Vita ormai soltanto “biologica”, ho sentito dire oggi... E’ lecito interrompere il flusso di materia ed amore che continua a nutrirti, ho sentito ieri...E tu continui ad addormentarti e svegliarti ogni giorno; le tue palpebre continueranno a nascondere e poi svelare appena, come da una nebbia fitta, un mistero che spaura. Fino a quando la paura verrà uccisa, e il suo cuore arrestato a forza, col tuo. E per placarla, prima che muoia, le bagneranno le labbra insieme alle tue, finché saranno esangui. Cercano la pace, e nessuno sa cosa cerchi tu, e se cerchi ancora. “E’ certo che non soffrirà”, ho sentito oggi.
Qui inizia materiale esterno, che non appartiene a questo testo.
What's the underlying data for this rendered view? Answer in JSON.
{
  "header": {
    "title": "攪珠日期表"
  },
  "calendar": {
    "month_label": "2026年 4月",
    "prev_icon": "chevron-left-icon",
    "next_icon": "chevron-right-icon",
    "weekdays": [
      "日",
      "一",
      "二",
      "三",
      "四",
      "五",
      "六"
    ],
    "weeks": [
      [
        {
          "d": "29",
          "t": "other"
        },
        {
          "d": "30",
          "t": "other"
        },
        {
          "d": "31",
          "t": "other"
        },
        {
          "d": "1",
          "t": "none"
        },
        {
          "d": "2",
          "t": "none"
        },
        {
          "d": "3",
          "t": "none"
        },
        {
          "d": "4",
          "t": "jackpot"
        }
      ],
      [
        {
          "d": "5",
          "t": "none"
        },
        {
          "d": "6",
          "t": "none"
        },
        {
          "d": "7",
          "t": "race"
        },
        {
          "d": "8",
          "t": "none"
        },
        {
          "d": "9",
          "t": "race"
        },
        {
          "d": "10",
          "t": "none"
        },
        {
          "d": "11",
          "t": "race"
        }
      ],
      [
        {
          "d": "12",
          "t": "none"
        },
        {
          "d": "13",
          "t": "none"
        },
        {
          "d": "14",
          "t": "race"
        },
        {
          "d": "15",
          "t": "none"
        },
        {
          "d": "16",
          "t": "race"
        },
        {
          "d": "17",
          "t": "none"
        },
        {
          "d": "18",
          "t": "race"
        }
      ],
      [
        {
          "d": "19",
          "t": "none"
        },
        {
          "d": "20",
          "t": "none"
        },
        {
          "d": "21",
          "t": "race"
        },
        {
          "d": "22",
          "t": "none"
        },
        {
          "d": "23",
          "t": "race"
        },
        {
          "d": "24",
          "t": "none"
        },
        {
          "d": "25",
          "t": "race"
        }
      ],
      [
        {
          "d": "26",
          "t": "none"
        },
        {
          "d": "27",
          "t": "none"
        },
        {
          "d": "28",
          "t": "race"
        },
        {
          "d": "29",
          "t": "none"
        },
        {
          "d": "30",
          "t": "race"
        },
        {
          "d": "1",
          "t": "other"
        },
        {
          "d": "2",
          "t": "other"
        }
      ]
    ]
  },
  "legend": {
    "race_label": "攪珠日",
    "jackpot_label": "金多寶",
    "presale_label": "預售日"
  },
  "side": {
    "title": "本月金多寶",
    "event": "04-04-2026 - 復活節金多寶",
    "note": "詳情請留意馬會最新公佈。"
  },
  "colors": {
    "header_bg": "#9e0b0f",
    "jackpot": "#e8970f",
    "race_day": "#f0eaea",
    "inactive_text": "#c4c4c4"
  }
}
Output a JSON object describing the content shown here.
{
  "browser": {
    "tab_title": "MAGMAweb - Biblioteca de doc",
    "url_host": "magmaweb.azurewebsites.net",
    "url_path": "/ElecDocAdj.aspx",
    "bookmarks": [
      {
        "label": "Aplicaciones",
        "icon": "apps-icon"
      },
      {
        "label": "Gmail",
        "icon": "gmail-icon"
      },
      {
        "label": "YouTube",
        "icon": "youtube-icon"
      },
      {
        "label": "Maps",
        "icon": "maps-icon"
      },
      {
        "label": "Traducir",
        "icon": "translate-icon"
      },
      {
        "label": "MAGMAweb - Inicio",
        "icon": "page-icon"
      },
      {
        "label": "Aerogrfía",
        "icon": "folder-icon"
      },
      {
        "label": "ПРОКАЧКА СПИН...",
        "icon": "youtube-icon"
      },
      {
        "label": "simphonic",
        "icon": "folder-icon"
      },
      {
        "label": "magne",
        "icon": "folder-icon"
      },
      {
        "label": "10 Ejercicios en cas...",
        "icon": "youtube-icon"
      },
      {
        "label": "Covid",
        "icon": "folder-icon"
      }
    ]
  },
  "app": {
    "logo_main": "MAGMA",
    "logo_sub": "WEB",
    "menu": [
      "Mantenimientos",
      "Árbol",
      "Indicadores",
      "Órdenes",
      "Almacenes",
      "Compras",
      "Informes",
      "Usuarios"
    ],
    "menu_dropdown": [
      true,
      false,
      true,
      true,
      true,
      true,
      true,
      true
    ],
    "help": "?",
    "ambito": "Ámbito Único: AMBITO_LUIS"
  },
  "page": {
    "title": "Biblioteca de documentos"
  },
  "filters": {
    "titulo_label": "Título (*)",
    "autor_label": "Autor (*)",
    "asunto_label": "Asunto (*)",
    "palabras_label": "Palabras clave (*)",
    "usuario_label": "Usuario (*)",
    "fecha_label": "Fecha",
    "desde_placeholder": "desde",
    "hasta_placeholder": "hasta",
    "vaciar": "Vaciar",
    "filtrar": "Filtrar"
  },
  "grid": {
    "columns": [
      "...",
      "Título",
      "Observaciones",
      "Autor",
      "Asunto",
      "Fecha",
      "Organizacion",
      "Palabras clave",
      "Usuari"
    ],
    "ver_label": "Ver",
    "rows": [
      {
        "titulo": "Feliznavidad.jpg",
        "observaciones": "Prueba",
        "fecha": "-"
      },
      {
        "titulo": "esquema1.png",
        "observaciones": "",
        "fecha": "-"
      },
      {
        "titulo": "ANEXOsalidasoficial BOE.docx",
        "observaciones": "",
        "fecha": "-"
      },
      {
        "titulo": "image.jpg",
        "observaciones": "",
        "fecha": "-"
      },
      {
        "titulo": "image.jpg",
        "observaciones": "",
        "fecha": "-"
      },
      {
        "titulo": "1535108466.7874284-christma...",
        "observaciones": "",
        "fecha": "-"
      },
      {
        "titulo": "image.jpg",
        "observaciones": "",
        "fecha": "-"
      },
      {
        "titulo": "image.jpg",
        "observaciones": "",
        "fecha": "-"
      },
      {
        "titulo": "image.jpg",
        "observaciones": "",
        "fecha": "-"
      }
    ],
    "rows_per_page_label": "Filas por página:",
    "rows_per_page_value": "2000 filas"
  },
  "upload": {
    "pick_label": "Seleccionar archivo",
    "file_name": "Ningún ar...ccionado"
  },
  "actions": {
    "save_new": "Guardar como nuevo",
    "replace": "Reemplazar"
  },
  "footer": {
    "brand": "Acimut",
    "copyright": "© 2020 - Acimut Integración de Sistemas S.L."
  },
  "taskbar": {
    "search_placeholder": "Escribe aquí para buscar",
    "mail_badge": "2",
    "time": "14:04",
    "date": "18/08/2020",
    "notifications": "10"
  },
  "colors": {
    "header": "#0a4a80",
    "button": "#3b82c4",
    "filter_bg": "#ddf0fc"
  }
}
E chi l’ha detto ha forse letto per tanti anni le stesse parole che ho letto io, gli stessi libri, ha incrociato lacrime e sguardi simili a quelli che io incontro, e fa il mio stesso mestiere. Non c’era scritto da nessuna parte se soffrirai, di questo sono certo, né sulle pagine di carta, né su quelle di carne ed occhi.
Non troveranno la pace, né la troverò io. E non passerà la paura, diventerà pietra.
Cos’altro resta, se non il freddo che penetra le ossa, ed in lontananza un triste biascicare parole stonate (diritti, finalmente, autodeterminazione), senza più senso, né suono.
Già a qualcun altro (per misericordia, dicono) bagnarono le labbra con aceto.